The iOS Software Development Kit (SDK) contains the tools and interfaces needed to develop, install, run, and test native apps that appear on an iOS device’s Home screen. Native apps are built using the iOS system frameworks and Objective-C language and run directly on iOS. Unlike web apps, native apps are installed physically on a device and are therefore always available to the user, even when the device is in Airplane mode. They reside next to other system apps, and both the app and any user data is synced to the user’s computer through iTunes.

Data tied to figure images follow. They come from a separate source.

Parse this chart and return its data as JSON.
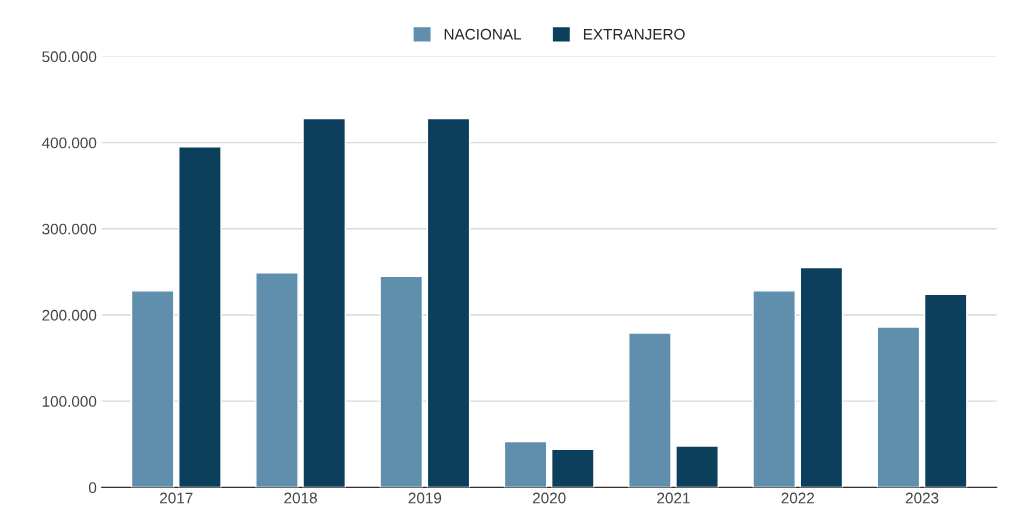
{
  "chart_data": {
    "type": "bar",
    "categories": [
      "2017",
      "2018",
      "2019",
      "2020",
      "2021",
      "2022",
      "2023"
    ],
    "series": [
      {
        "name": "NACIONAL",
        "color": "#5f8fac",
        "values": [
          228000,
          249000,
          245000,
          53000,
          179000,
          228000,
          186000
        ]
      },
      {
        "name": "EXTRANJERO",
        "color": "#0c3f5c",
        "values": [
          395000,
          428000,
          428000,
          44000,
          48000,
          255000,
          224000
        ]
      }
    ],
    "ylim": [
      0,
      500000
    ],
    "yticks": [
      {
        "value": 0,
        "label": "0"
      },
      {
        "value": 100000,
        "label": "100.000"
      },
      {
        "value": 200000,
        "label": "200.000"
      },
      {
        "value": 300000,
        "label": "300.000"
      },
      {
        "value": 400000,
        "label": "400.000"
      },
      {
        "value": 500000,
        "label": "500.000"
      }
    ],
    "grid": "y",
    "legend": "top"
  }
}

At the highest level, iOS acts as an intermediary between the underlying hardware and the apps you create. Apps do not talk to the underlying hardware directly. Instead, they communicate with the hardware through a set of well-defined system interfaces. These interfaces make it easy to write apps that work consistently on devices having different hardware capabilities.
The implementation of iOS technologies can be viewed as a set of layers, which are shown in Figure I-1. Lower layers contain fundamental services and technologies. Higher-level layers build upon the lower layers and provide more sophisticated services and technologies.






As you write your code, it is recommended that you prefer the use of higher-level frameworks over lower-level frameworks whenever possible. The higher-level frameworks are there to provide object-oriented abstractions for lower-level constructs. These abstractions generally make it much easier to write code because they reduce the amount of code you have to write and encapsulate potentially complex features, such as sockets and threads. You may use lower-level frameworks and technologies, too, if they contain features not exposed by the higher-level frameworks.